Quite some days ago a quote from Eleanor Roosevelt came into my focus:
Great minds discuss ideas,
Average minds discuss events,
Small minds discuss people.
Nice, isn’t it? I personally prefer open discussions where everybody is free to address his or her ideas, whatever comes to his or her mind. I expect almost everybody will agree. The question is, what happens if you select a couple of great minds randomly from our planet put them together in a room and observe how things are evolving. How do they know that it’s safe to share their ideas? How do they know that the others in the room are also great minds? This question does not come out of the blue. Let me share an experience with you I made some years ago.
When I entered that specific organization whose name I’m not going to disclose, they were discussing people. They were literally discussing people in the boardroom. Whenever something went wrong or any outcome was below expectations somebody was blamed, preferably blue-collar staff. It was not the “Hey we have a problem – How can we solve it – How can we make sure it’s not going to hit us a second time” kind of approach. It was always a he or she who was the root cause and was accused and needed to change behavior. And guess what, what happens in the boardroom happens at all other levels and locations within the company as well. Sooner or later it will permeate into the entire organization.
This is the point where the question arises. Does that imply that the entire organization consists only of simple or small minds? Was it the fault of the individual people? What would have happened to my mind if I had stayed long enough and listened? In fact it was the company culture that over the years drifted away and made room for such kind of behavior. It was an old habit. The company culture drove the individual people’s behavior. It was the answer to the “What makes the people behave the way they behave?”-question.
It was a stony and bumpy road to change the culture and to get them to a habit of open discussions, an atmosphere where people are safe to speak and share their ideas and raise their questions. It was worth each extra mile! Besides a much more relaxed and fun working atmosphere it did pay off in other areas as well. It helped to increase the quality and to foster innovation as ideas where shared and discussed, tested and rolled-out.
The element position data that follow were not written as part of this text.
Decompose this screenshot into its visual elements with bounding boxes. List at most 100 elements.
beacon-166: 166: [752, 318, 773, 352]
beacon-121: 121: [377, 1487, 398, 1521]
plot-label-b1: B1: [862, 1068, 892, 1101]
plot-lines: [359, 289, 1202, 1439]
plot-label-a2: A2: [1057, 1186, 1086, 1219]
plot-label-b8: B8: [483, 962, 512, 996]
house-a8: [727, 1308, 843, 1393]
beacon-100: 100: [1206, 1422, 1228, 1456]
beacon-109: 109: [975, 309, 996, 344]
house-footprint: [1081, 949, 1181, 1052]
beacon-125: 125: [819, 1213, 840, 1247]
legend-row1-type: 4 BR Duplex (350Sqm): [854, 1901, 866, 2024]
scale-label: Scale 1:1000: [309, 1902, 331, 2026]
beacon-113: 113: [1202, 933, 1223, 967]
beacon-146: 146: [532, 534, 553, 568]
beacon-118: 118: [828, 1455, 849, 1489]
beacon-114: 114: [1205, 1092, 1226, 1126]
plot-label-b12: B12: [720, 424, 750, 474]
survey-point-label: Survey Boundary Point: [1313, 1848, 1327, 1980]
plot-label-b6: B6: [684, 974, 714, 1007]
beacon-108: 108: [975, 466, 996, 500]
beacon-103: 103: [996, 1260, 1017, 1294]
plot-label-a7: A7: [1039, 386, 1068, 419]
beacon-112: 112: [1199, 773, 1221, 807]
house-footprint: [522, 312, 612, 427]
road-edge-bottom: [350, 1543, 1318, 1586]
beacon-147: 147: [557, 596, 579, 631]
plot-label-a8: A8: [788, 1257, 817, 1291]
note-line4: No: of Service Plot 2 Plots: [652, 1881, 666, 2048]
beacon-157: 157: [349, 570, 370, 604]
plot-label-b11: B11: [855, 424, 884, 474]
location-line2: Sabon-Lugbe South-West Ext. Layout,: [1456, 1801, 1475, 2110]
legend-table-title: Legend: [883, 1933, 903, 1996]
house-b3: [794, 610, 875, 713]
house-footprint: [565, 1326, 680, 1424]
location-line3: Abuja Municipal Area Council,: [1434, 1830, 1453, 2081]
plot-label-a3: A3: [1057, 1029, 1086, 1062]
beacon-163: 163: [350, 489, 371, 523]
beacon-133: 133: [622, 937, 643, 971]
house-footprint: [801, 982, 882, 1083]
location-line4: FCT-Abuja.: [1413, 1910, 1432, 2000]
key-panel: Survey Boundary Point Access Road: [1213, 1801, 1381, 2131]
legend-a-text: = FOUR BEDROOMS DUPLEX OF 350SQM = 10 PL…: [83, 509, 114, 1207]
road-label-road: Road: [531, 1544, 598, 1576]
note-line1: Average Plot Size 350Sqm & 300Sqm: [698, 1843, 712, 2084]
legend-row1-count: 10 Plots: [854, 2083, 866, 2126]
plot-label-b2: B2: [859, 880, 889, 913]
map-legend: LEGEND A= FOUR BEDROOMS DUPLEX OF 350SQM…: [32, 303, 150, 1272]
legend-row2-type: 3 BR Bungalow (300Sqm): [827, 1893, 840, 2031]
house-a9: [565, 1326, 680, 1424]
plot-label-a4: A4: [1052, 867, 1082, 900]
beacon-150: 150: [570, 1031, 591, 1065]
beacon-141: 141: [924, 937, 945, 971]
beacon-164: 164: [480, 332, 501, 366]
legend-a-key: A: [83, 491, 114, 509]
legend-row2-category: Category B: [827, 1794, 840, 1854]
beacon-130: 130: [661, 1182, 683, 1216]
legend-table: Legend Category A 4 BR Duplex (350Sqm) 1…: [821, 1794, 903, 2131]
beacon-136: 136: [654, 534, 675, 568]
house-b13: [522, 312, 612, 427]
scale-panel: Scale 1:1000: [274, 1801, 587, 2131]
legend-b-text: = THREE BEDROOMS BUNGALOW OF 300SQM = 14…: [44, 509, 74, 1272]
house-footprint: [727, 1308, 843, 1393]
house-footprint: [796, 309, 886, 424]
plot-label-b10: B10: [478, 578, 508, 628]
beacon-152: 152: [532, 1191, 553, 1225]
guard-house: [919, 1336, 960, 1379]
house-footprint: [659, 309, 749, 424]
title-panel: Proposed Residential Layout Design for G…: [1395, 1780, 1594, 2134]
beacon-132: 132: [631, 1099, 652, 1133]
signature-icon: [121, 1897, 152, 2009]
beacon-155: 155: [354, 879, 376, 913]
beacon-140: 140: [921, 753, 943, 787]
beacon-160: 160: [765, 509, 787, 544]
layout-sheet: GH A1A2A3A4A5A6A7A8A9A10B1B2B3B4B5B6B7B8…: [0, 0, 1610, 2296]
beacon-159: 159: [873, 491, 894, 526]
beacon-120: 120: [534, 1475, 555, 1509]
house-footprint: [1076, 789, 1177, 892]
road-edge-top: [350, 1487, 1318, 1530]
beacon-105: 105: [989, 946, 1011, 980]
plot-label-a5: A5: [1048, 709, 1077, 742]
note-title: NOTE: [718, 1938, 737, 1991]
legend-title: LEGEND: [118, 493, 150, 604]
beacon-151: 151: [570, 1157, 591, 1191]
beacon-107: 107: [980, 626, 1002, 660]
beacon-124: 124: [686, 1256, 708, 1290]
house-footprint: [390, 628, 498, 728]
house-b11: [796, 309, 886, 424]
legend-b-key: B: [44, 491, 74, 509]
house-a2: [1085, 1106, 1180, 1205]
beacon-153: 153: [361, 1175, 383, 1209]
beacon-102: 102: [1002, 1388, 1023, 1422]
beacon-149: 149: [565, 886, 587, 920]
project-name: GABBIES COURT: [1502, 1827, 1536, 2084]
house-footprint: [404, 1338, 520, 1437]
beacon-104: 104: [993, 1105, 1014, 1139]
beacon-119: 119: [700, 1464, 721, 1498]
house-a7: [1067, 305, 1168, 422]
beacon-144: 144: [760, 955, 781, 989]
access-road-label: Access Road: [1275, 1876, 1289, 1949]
Why is it important for me? I have tons of ideas and as well questions. And I am far from being an expert in every topic. In fact I am more the exploring kind of guy, looking for fresh input, new experiences meaning new businesses and industries all the time. Very likely I’ll step into something as a rookie with ideas and questions on top of my head.
Early on in my professional career I experienced this open culture at The Boston Consulting Group aka BCG. It was a supportive environment, where ideas could be openly discussed, questions could be raised without any fear of failure. Was that due to the fact that we were surrounded only by great minds? If you would ask anybody at BCG, I’m sure they would immediately confirm that there are only great minds. But it was also a cultural topic. Since then it is hard wired to my leadership style and closely related to my personal WHY.
If you want to build a lasting business which creates sustainable value, you need a culture of open discussions, a culture of trust. That is enabling an organization for agility and to create continuous innovations. Great minds are less a matter of their brains and the IQ of the people, it is more about their behavior and attitude. Foster a culture of great minds which are open to discuss ideas, and you will automatically create a sustainable organization.
It is as easy as this, but also quite tough in reality. Isn’t it? Did you ever try? It is worth trying.